The Cheshire Cat thinks of a number between $1$ and $n$ and asks Alice to guess the number as quickly as possible using arbitrary yes/no questions. From her experience in cryptography, Alice has learnt about binary search and is thus confident that she can solve the challenge with $\lceil\log n\rceil$ questions.

However, the Cheshire Cat is known to interpret ‘truthfulness’ a little unconventionally and might lie up to once during the game.

Now Alice could ask every question twice to force the cat into answering correctly, however she’d rather not risk annoying the cat by consuming $2\log n$ of its time steps.

But is there a better strategy?

## A Strategy for Alice

As it is often the case with these riddles, it turns out there is such a strategy and in fact it is very simple.
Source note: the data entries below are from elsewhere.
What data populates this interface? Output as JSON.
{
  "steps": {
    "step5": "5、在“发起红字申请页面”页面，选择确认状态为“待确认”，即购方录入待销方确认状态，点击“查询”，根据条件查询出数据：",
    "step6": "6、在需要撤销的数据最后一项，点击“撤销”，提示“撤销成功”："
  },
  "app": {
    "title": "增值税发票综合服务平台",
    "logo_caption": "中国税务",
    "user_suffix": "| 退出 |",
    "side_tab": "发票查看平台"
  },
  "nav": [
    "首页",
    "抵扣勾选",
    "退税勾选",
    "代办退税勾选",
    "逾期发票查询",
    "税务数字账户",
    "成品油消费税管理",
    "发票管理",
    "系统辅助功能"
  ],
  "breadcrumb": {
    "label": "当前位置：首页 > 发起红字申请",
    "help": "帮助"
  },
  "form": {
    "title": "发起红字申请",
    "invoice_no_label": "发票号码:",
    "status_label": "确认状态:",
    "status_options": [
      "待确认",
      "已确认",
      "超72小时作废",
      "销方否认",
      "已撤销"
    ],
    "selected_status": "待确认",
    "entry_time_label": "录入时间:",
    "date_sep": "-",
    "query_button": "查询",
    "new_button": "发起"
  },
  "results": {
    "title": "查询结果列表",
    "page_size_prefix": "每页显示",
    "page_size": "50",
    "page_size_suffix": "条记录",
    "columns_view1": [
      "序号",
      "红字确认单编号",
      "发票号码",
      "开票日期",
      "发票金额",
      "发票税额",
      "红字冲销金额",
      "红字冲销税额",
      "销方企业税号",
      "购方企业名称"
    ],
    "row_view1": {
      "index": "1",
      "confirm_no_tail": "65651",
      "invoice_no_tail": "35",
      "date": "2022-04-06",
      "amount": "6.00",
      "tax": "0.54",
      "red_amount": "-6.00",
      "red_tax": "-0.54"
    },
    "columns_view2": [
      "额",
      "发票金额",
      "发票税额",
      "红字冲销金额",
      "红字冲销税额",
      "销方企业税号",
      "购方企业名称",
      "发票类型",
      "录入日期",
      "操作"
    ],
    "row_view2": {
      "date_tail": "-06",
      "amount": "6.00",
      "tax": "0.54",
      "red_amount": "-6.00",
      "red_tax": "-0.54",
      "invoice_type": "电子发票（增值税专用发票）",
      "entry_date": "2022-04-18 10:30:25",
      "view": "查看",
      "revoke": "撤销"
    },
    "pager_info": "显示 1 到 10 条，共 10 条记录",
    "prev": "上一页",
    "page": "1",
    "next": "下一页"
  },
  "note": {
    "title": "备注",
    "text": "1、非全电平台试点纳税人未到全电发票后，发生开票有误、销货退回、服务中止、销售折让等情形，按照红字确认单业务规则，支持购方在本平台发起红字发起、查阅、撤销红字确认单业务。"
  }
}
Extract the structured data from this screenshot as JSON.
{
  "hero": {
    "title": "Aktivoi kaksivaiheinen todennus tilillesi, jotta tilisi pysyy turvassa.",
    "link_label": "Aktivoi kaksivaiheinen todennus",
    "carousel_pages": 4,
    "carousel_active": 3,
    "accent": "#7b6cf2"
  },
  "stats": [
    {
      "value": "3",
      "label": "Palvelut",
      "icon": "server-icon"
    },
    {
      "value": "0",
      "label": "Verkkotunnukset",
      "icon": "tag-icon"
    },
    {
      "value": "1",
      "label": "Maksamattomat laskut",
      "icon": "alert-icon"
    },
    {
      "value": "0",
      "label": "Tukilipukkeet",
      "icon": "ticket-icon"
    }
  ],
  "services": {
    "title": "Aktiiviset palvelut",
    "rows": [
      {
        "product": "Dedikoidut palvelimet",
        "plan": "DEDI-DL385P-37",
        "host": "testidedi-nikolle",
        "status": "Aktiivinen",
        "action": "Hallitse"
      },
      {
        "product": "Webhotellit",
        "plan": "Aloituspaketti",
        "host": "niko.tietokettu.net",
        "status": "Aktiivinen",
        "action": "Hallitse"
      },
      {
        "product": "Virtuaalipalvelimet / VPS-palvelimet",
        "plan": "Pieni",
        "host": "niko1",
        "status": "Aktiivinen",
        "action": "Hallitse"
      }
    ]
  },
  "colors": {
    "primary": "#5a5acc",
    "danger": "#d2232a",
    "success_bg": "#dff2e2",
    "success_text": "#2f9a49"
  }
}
Alice begins by determining the bits of the secret number using $\log n$ questions. Next she finds out whether the cat lied already by asking some constant number of times whether this is the correct number. If the cat wants to play as long as possible, it will of course have lied and one of the bits Alice has is wrong. However, it is now very easy for Alice to figure out which bit is wrong by performing a binary search on the bits. Note that it is not very difficult to generalise this for the case where $k$ lies are allowed.

This strategy needs

$\log n + \log \log n + O(1)$

questions. A proof by hand-waving shows this to be a lower bound too.

This game is known as Rényi-Ulam’s game and got some attention in coding theory. Apparently it is rather difficult to find the exact number of questions needed or rigorously show lower bounds. There is a wikipedia article with further references.